What drives the HI content of central galaxies -- A comparison between hydrodynamic simulations and observations using Random Forest

TL;DR

This study compares hydrodynamic simulations and observations to identify key factors influencing the HI gas content in central galaxies, highlighting the roles of metallicity, black hole accretion, and star formation.

Contribution

It applies random forest regression to analyze galaxy properties in simulations and observations, revealing differences in feedback mechanisms affecting HI content.

Findings

Gas-phase metallicity is most important in both simulations.

Black hole accretion rate dominates in TNG, star formation rate in EAGLE.
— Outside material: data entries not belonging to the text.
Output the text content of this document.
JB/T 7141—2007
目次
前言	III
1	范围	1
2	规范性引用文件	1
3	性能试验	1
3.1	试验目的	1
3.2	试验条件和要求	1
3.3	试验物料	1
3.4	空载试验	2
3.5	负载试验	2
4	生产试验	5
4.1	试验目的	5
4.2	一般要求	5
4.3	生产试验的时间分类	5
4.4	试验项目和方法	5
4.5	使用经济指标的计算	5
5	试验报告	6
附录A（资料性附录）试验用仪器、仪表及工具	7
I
EAGLE better reproduces observational property rankings.

Abstract

We investigate the driving mechanisms for the HI gas content in star-forming central galaxies at low redshift, by examining the HI-to-stelalr mass ratio ($M_{\rm HI}/M_\ast$) in both the state-of-the-art hydrodynamic simulations, IllustrisTNG (TNG) and EAGLE, and the xGASS sample. We quantify the correlations of $M_{\rm HI}/M_\ast$ with a variety of galaxy properties using the random forest regression technique, and we make comparisons between the two simulations, as well as between the simulations and xGASS. Gas-phase metallicity is found to be most important in both simulations, but is ranked mildly for xGASS, suggesting that metals and gas driven by feedback effects in real galaxies is not as tightly coupled as in the simulations. Beyond that, the accretion rate of supermassive black holes is the most important feature in TNG, while specific star formation rate is the top ranked in EAGLE. This result can be understood from the fact that the HI gas is regulated mainly by thermal-mode AGN feedback in TNG and by stellar feedback in EAGLE. Although neither simulation can fully reproduce the feature importance obtained for real galaxies in the xGASS, EAGLE performs better than TNG in the sense that the observationally top-ranked property, $u-r$, is also highly ranked in EAGLE. This result implies that stellar feedback plays a more dominant role than AGN feedback in driving the HI gas content of low-redshift galaxies.